APELAÇÃO CÍVEL (198) Nº 5156908-53.2020.4.03.9999
RELATOR: Gab. 34 - DES. FED. BAPTISTA PEREIRA
APELANTE: GIGLIARDI APARECIDO MARQUES DOS SANTOS
Advogado do(a) APELANTE: DIEGO RICARDO TEIXEIRA CAETANO - SP262984-N
APELADO: INSTITUTO NACIONAL DO SEGURO SOCIAL - INSS
OUTROS PARTICIPANTES:
APELAÇÃO CÍVEL (198) Nº 5156908-53.2020.4.03.9999 RELATOR: Gab. 34 - DES. FED. BAPTISTA PEREIRA APELANTE: GIGLIARDI APARECIDO MARQUES DOS SANTOS Advogado do(a) APELANTE: DIEGO RICARDO TEIXEIRA CAETANO - SP262984-N APELADO: INSTITUTO NACIONAL DO SEGURO SOCIAL - INSS OUTROS PARTICIPANTES: R E L A T Ó R I O Trata-se de apelação interposta em ação de conhecimento, que tem por objeto condenar o réu a conceder o benefício de prestação continuada, previsto no Art. 203, da CF/88 e regulado pelo Art. 20, da Lei nº 8.742/93, a pessoa deficiente.

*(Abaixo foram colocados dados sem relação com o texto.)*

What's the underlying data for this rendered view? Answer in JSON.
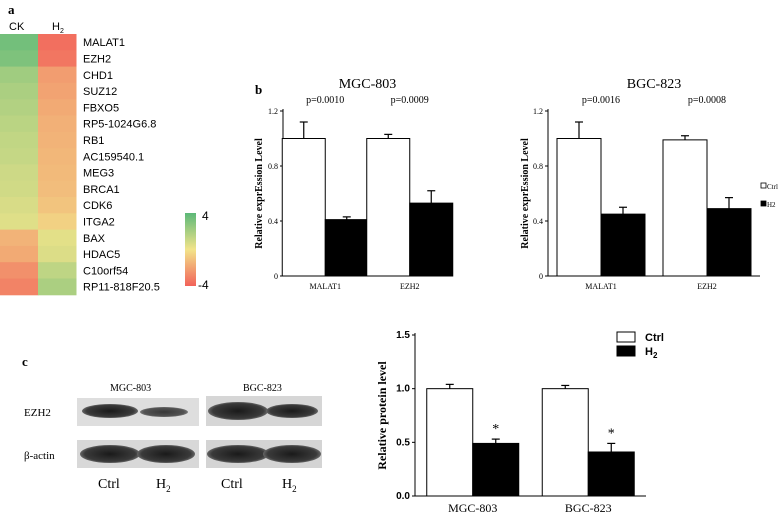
{
  "panels": {
    "a": "a",
    "b": "b",
    "c": "c"
  },
  "heatmap": {
    "col_labels": [
      "CK",
      "H"
    ],
    "col_label_sub": "2",
    "genes": [
      "MALAT1",
      "EZH2",
      "CHD1",
      "SUZ12",
      "FBXO5",
      "RP5-1024G6.8",
      "RB1",
      "AC159540.1",
      "MEG3",
      "BRCA1",
      "CDK6",
      "ITGA2",
      "BAX",
      "HDAC5",
      "C10orf54",
      "RP11-818F20.5"
    ],
    "values": [
      [
        3.4,
        -3.6
      ],
      [
        3.1,
        -3.4
      ],
      [
        2.2,
        -2.2
      ],
      [
        1.9,
        -2.0
      ],
      [
        1.7,
        -1.8
      ],
      [
        1.5,
        -1.6
      ],
      [
        1.3,
        -1.5
      ],
      [
        1.2,
        -1.4
      ],
      [
        1.0,
        -1.3
      ],
      [
        0.9,
        -1.2
      ],
      [
        0.7,
        -1.0
      ],
      [
        0.5,
        -0.6
      ],
      [
        -1.5,
        0.4
      ],
      [
        -1.8,
        0.6
      ],
      [
        -2.6,
        1.4
      ],
      [
        -3.0,
        1.9
      ]
    ],
    "legend_max": "4",
    "legend_min": "-4",
    "colors": {
      "high": "#5cb878",
      "mid": "#f2e48a",
      "low": "#f2625a"
    }
  },
  "chart_data": [
    {
      "type": "bar",
      "title": "MGC-803",
      "categories": [
        "MALAT1",
        "EZH2"
      ],
      "series": [
        {
          "name": "Ctrl",
          "values": [
            1.0,
            1.0
          ],
          "errors": [
            0.12,
            0.03
          ]
        },
        {
          "name": "H2",
          "values": [
            0.41,
            0.53
          ],
          "errors": [
            0.02,
            0.09
          ]
        }
      ],
      "pvalues": [
        "p=0.0010",
        "p=0.0009"
      ],
      "ylabel": "Relative exprEssion Level",
      "yticks": [
        "0",
        "0.4",
        "0.8",
        "1.2"
      ],
      "ylim": [
        0,
        1.2
      ]
    },
    {
      "type": "bar",
      "title": "BGC-823",
      "categories": [
        "MALAT1",
        "EZH2"
      ],
      "series": [
        {
          "name": "Ctrl",
          "values": [
            1.0,
            0.99
          ],
          "errors": [
            0.12,
            0.03
          ]
        },
        {
          "name": "H2",
          "values": [
            0.45,
            0.49
          ],
          "errors": [
            0.05,
            0.08
          ]
        }
      ],
      "pvalues": [
        "p=0.0016",
        "p=0.0008"
      ],
      "ylabel": "Relative exprEssion Level",
      "yticks": [
        "0",
        "0.4",
        "0.8",
        "1.2"
      ],
      "ylim": [
        0,
        1.2
      ],
      "legend": [
        "Ctrl",
        "H2"
      ]
    },
    {
      "type": "bar",
      "categories": [
        "MGC-803",
        "BGC-823"
      ],
      "series": [
        {
          "name": "Ctrl",
          "values": [
            1.0,
            1.0
          ],
          "errors": [
            0.04,
            0.03
          ]
        },
        {
          "name": "H2",
          "values": [
            0.49,
            0.41
          ],
          "errors": [
            0.04,
            0.08
          ]
        }
      ],
      "significance": [
        "*",
        "*"
      ],
      "ylabel": "Relative protein level",
      "yticks": [
        "0.0",
        "0.5",
        "1.0",
        "1.5"
      ],
      "ylim": [
        0,
        1.5
      ],
      "legend": [
        "Ctrl",
        "H"
      ],
      "legend_sub": [
        "",
        "2"
      ]
    }
  ],
  "blot": {
    "group_labels": [
      "MGC-803",
      "BGC-823"
    ],
    "row_labels": [
      "EZH2",
      "β-actin"
    ],
    "lane_labels": [
      "Ctrl",
      "H",
      "Ctrl",
      "H"
    ],
    "lane_sub": [
      "",
      "2",
      "",
      "2"
    ]
  }
}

O MM. Juízo a quo julgou improcedente o pedido, condenando a autoria ao pagamento das despesas processuais e honorários advocatícios, arbitrados em R$998,00, observada a gratuidade da justiça. Apela a parte autora, pleiteando a reforma da sentença, sustentando que preenche os requisitos legais para a concessão do benefício assistencial. Subiram os autos, sem contrarrazões. O Ministério Público Federal ofertou parecer, opinando pelo desprovimento do recurso. É o relatório.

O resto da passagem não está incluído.